Exception for conduct of educational institution conducted in
accordance with tenets etc. of a religion
(4) It is not unlawful for a person (the first person) to discriminate
against another person if:
(a) the first person is an educational institution that is conducted
in accordance with the doctrines, tenets, beliefs or teachings
of a particular religion, or an officer, employee or agent of
such an institution; and
(b) the discrimination is connected with employment by the
educational institution, or with the provision of education or
training by the institution; and
(c) the discrimination consists of conduct, engaged in in good
faith, that:
(i) conforms to the doctrines, tenets or beliefs of that
religion; or
(ii) is necessary to avoid injury to the religious sensitivities
of adherents of that religion; and
(d) the discrimination is on the ground of a protected attribute to
which this exception applies, or a combination of 2 or more
protected attributes to which this exception applies.
In short: Schools, Employment agencies, and in fact any religiously affiliated body can choose to withhold services from people on the basis of: gender identity; marital or relationship status; potential pregnancy; pregnancy; religion; sexual orientation.
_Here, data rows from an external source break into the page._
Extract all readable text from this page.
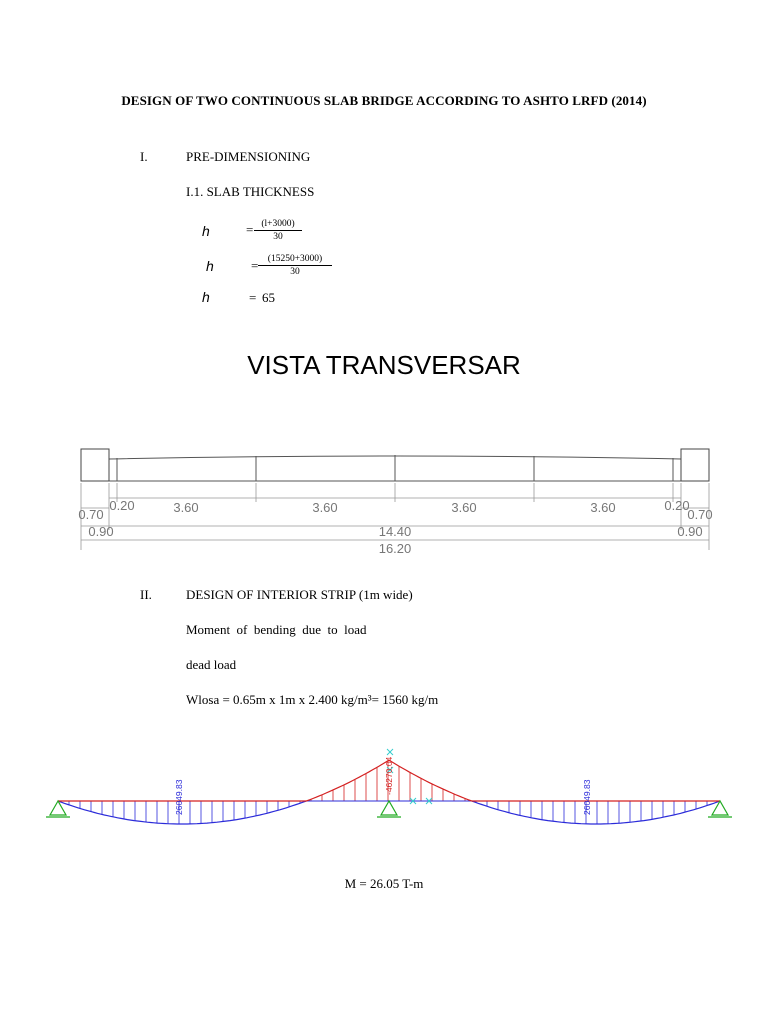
DESIGN OF TWO CONTINUOUS SLAB BRIDGE ACCORDING TO ASHTO LRFD (2014)
I.	PRE-DIMENSIONING
I.1. SLAB THICKNESS
h	= $\frac{(l+3000)}{30}$
h	= $\frac{(15250+3000)}{30}$
h	= 65
VISTA TRANSVERSAR
0.20	3.60	3.60	3.60	3.60	0.20
0.70	0.70
0.90	14.40	0.90
16.20
II.	DESIGN OF INTERIOR STRIP (1m wide)
Moment  of  bending  due  to  load
dead load
Wlosa = 0.65m x 1m x 2.400 kg/m³= 1560 kg/m
26049.83
-46270.04
26049.83
M = 26.05 T-m
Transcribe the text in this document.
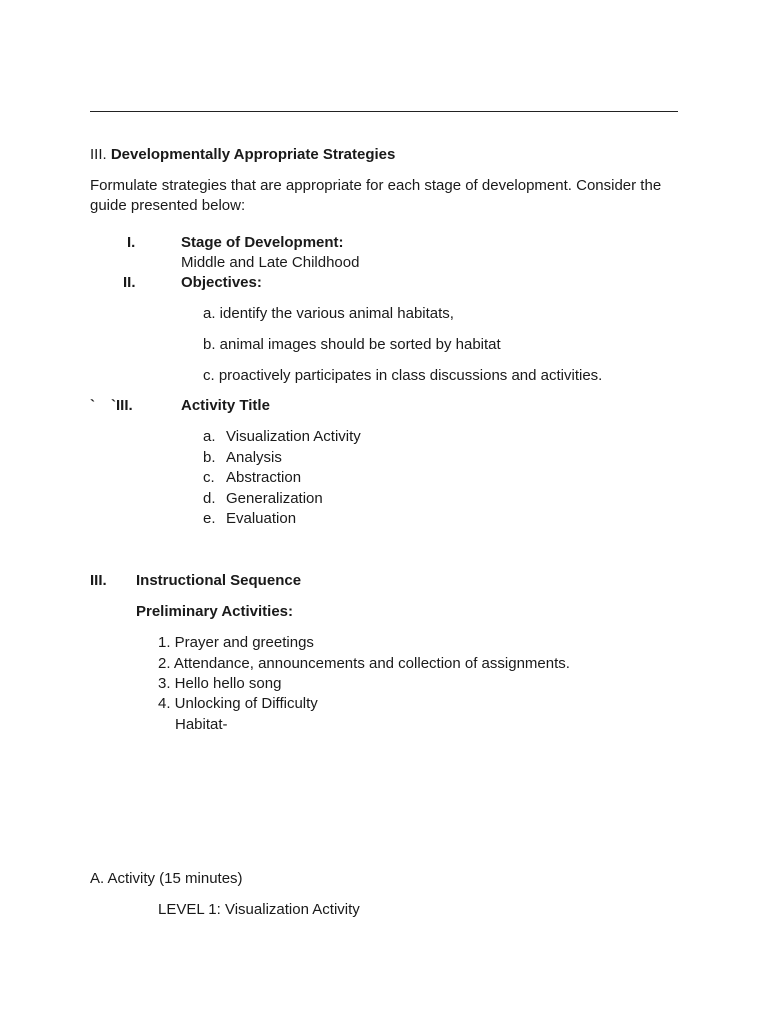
III. Developmentally Appropriate Strategies
Formulate strategies that are appropriate for each stage of development. Consider the guide presented below:
I.	Stage of Development:
Middle and Late Childhood
II.	Objectives:
a. identify the various animal habitats,
b. animal images should be sorted by habitat
c. proactively participates in class discussions and activities.
` `III.	Activity Title
a. Visualization Activity
b. Analysis
c. Abstraction
d. Generalization
e. Evaluation
III. Instructional Sequence
Preliminary Activities:
1. Prayer and greetings
2. Attendance, announcements and collection of assignments.
3. Hello hello song
4. Unlocking of Difficulty
Habitat-
A. Activity (15 minutes)
LEVEL 1: Visualization Activity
So if your church believes only those women who cannot get pregnant should be teachers, in their school, they can discriminate on those grounds. They get to discriminate in their disability services, choosing not to provide services to transgender or gay clients – provided they can make the claim that it’s a belief of their religion. If living together unmarried is a sin, they can choose not to hire you – or for that matter, refuse to accept your children into the school. These organisations can choose not to provide services that the government pays them to provide on the basis of attributes otherwise protected by federal law. (Unless they’re providing aged care – aged care institutions are not allowed to discriminate against clients)
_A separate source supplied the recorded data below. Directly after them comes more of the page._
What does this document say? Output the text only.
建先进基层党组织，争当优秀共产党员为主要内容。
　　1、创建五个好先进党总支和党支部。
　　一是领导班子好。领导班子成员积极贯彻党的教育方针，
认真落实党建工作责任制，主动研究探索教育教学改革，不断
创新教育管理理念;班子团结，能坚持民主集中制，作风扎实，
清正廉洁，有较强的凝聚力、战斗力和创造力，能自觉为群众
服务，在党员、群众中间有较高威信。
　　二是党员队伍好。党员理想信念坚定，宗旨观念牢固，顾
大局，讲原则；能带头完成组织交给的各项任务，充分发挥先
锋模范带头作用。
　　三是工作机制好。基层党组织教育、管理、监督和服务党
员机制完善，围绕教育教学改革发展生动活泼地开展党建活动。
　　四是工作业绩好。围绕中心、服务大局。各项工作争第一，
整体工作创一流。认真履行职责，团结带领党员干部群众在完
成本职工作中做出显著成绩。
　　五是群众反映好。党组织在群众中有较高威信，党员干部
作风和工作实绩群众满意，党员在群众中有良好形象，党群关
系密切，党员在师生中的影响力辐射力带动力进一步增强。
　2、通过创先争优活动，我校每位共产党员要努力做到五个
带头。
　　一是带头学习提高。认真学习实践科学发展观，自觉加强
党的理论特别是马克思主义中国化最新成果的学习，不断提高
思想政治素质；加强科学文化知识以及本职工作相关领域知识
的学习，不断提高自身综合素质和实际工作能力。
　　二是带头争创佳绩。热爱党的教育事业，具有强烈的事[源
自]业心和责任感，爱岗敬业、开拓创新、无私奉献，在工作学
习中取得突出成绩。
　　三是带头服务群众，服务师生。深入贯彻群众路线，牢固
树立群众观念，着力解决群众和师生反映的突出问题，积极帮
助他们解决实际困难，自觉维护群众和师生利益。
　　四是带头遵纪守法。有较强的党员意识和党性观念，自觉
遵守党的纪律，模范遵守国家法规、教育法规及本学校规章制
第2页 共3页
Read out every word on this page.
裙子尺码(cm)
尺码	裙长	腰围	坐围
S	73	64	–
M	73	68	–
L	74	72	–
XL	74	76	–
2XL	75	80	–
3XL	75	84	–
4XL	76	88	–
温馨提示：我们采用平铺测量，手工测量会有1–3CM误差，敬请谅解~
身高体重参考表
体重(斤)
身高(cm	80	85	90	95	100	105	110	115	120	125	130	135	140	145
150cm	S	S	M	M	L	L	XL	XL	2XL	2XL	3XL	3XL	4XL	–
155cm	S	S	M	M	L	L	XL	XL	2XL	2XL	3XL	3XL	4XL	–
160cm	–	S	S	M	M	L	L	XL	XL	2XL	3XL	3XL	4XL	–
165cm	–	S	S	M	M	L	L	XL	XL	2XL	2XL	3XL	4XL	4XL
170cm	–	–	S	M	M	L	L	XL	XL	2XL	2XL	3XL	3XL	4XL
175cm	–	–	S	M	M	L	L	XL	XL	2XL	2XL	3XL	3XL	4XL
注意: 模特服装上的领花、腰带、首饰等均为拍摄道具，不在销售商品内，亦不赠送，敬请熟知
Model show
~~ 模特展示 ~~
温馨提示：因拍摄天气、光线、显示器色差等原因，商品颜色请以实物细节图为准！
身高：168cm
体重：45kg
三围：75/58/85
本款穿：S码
And it doesn’t stop there – oh no. They can also discriminate when it comes to hiring staff – even if they’re an aged care provider. We are seeing people fired for being pregnant out of wedlock, for being found out as being gay, for “living in sin”. Whether they’re a cleaner, a teacher, a nurse, or a receptionist, people the government have identified as being at risk of discrimination are not being protected against Religious Organisations who are some of Australia’s biggest employers.
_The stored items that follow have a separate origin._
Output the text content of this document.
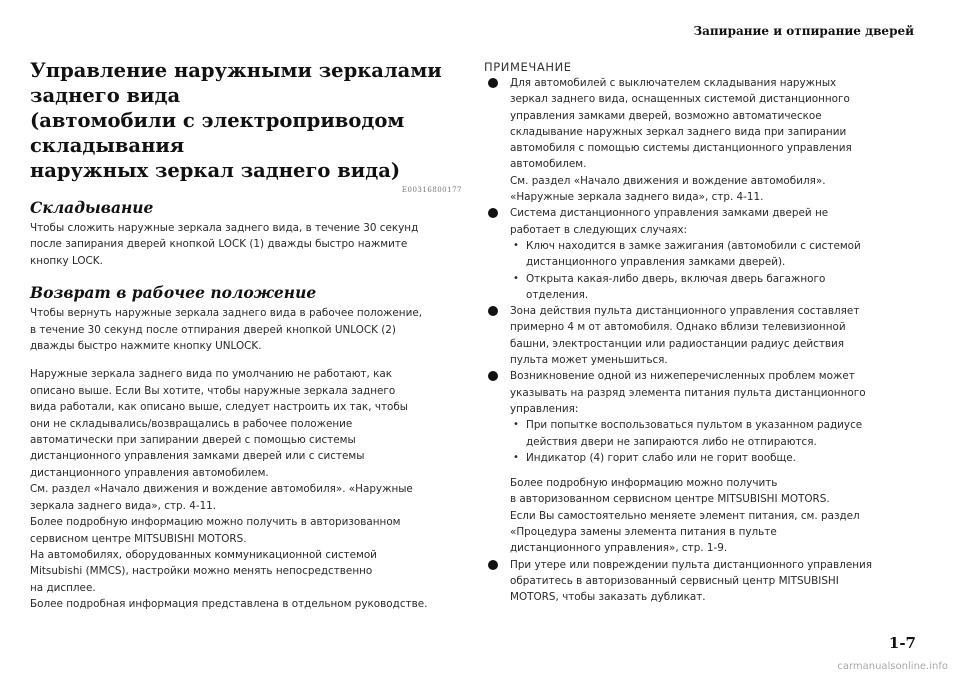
Запирание и отпирание дверей
Управление наружными зеркалами заднего вида
(автомобили с электроприводом складывания
наружных зеркал заднего вида)
E00316800177
Складывание

Чтобы сложить наружные зеркала заднего вида, в течение 30 секунд
после запирания дверей кнопкой LOCK (1) дважды быстро нажмите
кнопку LOCK.

Возврат в рабочее положение

Чтобы вернуть наружные зеркала заднего вида в рабочее положение,
в течение 30 секунд после отпирания дверей кнопкой UNLOCK (2)
дважды быстро нажмите кнопку UNLOCK.

Наружные зеркала заднего вида по умолчанию не работают, как
описано выше. Если Вы хотите, чтобы наружные зеркала заднего
вида работали, как описано выше, следует настроить их так, чтобы
они не складывались/возвращались в рабочее положение
автоматически при запирании дверей с помощью системы
дистанционного управления замками дверей или с системы
дистанционного управления автомобилем.
См. раздел «Начало движения и вождение автомобиля». «Наружные
зеркала заднего вида», стр. 4-11.
Более подробную информацию можно получить в авторизованном
сервисном центре MITSUBISHI MOTORS.
На автомобилях, оборудованных коммуникационной системой
Mitsubishi (MMCS), настройки можно менять непосредственно
на дисплее.
Более подробная информация представлена в отдельном руководстве.

ПРИМЕЧАНИЕ

Для автомобилей с выключателем складывания наружных
зеркал заднего вида, оснащенных системой дистанционного
управления замками дверей, возможно автоматическое
складывание наружных зеркал заднего вида при запирании
автомобиля с помощью системы дистанционного управления
автомобилем.
См. раздел «Начало движения и вождение автомобиля».
«Наружные зеркала заднего вида», стр. 4-11.

Система дистанционного управления замками дверей не
работает в следующих случаях:

• Ключ находится в замке зажигания (автомобили с системой
дистанционного управления замками дверей).

• Открыта какая-либо дверь, включая дверь багажного
отделения.

Зона действия пульта дистанционного управления составляет
примерно 4 м от автомобиля. Однако вблизи телевизионной
башни, электростанции или радиостанции радиус действия
пульта может уменьшиться.

Возникновение одной из нижеперечисленных проблем может
указывать на разряд элемента питания пульта дистанционного
управления:

• При попытке воспользоваться пультом в указанном радиусе
действия двери не запираются либо не отпираются.

• Индикатор (4) горит слабо или не горит вообще.

Более подробную информацию можно получить
в авторизованном сервисном центре MITSUBISHI MOTORS.
Если Вы самостоятельно меняете элемент питания, см. раздел
«Процедура замены элемента питания в пульте
дистанционного управления», стр. 1-9.

При утере или повреждении пульта дистанционного управления
обратитесь в авторизованный сервисный центр MITSUBISHI
MOTORS, чтобы заказать дубликат.

1-7
carmanualsonline.info
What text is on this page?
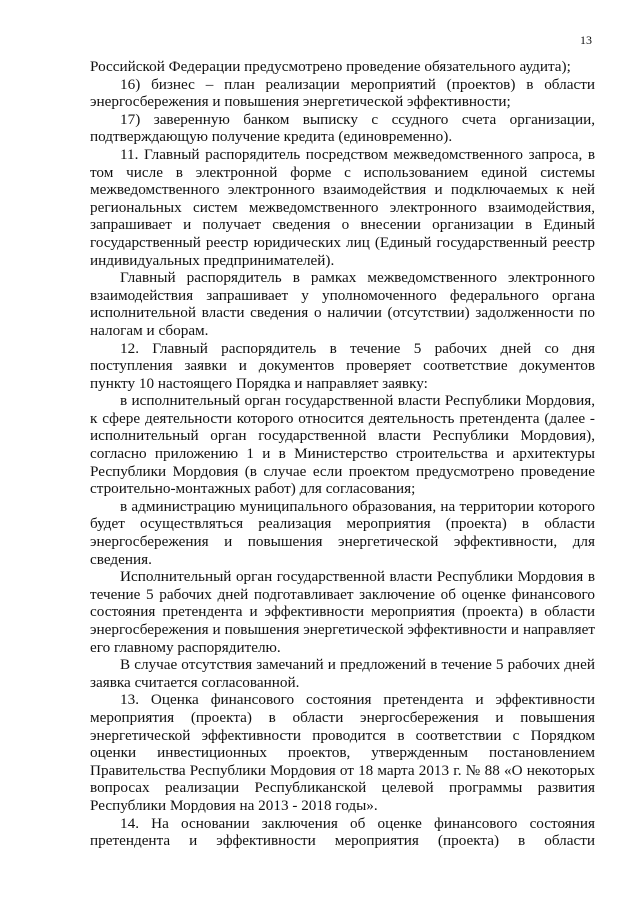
13

Российской Федерации предусмотрено проведение обязательного аудита);

16) бизнес – план реализации мероприятий (проектов) в области энергосбережения и повышения энергетической эффективности;

17) заверенную банком выписку с ссудного счета организации, подтверждающую получение кредита (единовременно).

11. Главный распорядитель посредством межведомственного запроса, в том числе в электронной форме с использованием единой системы межведомственного электронного взаимодействия и подключаемых к ней региональных систем межведомственного электронного взаимодействия, запрашивает и получает сведения о внесении организации в Единый государственный реестр юридических лиц (Единый государственный реестр индивидуальных предпринимателей).

Главный распорядитель в рамках межведомственного электронного взаимодействия запрашивает у уполномоченного федерального органа исполнительной власти сведения о наличии (отсутствии) задолженности по налогам и сборам.

12. Главный распорядитель в течение 5 рабочих дней со дня поступления заявки и документов проверяет соответствие документов пункту 10 настоящего Порядка и направляет заявку:

в исполнительный орган государственной власти Республики Мордовия, к сфере деятельности которого относится деятельность претендента (далее - исполнительный орган государственной власти Республики Мордовия), согласно приложению 1 и в Министерство строительства и архитектуры Республики Мордовия (в случае если проектом предусмотрено проведение строительно-монтажных работ) для согласования;

в администрацию муниципального образования, на территории которого будет осуществляться реализация мероприятия (проекта) в области энергосбережения и повышения энергетической эффективности, для сведения.

Исполнительный орган государственной власти Республики Мордовия в течение 5 рабочих дней подготавливает заключение об оценке финансового состояния претендента и эффективности мероприятия (проекта) в области энергосбережения и повышения энергетической эффективности и направляет его главному распорядителю.

В случае отсутствия замечаний и предложений в течение 5 рабочих дней заявка считается согласованной.

13. Оценка финансового состояния претендента и эффективности мероприятия (проекта) в области энергосбережения и повышения энергетической эффективности проводится в соответствии с Порядком оценки инвестиционных проектов, утвержденным постановлением Правительства Республики Мордовия от 18 марта 2013 г. № 88 «О некоторых вопросах реализации Республиканской целевой программы развития Республики Мордовия на 2013 - 2018 годы».

14. На основании заключения об оценке финансового состояния претендента и эффективности мероприятия (проекта) в области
Some people have suggested that Section 32 is a problem as well. I don’t. It basically permits religions to discriminate how the like when it comes to appointing their ministers. I think that it *is* reasonable to discriminate for these positions as having someone that does *not* fit your belief-mold is a bit hypocritical when they then espouse the conflicting tenet. They get to pick and choose on 11 of the 17 protected attributes.
I think concern about s32 is misplaced. I wouldn’t want to dictate who could be a minister of religion – that *is* a religious decision.
Other people have also raised concerns about the inclusion of offence as part of the discrimination act – I can see their point, but I don’t think it’s as important as the two points I’m writing about tonight.
So there’s a report out on the 18th, which I’ll be reading and forming an opinion on for you shortly afterward!
In short, Section 6’s lack of Intersex and Section 33’s broad application to clients and employees of religious organisations alike I find disturbing. I had hoped that the Abbott and the Opposition might make efforts to force amendments to the bill in these areas, but they’ve indicated they’re just going to vote no instead. I guess they couldn’t afford to look like an effective opposition.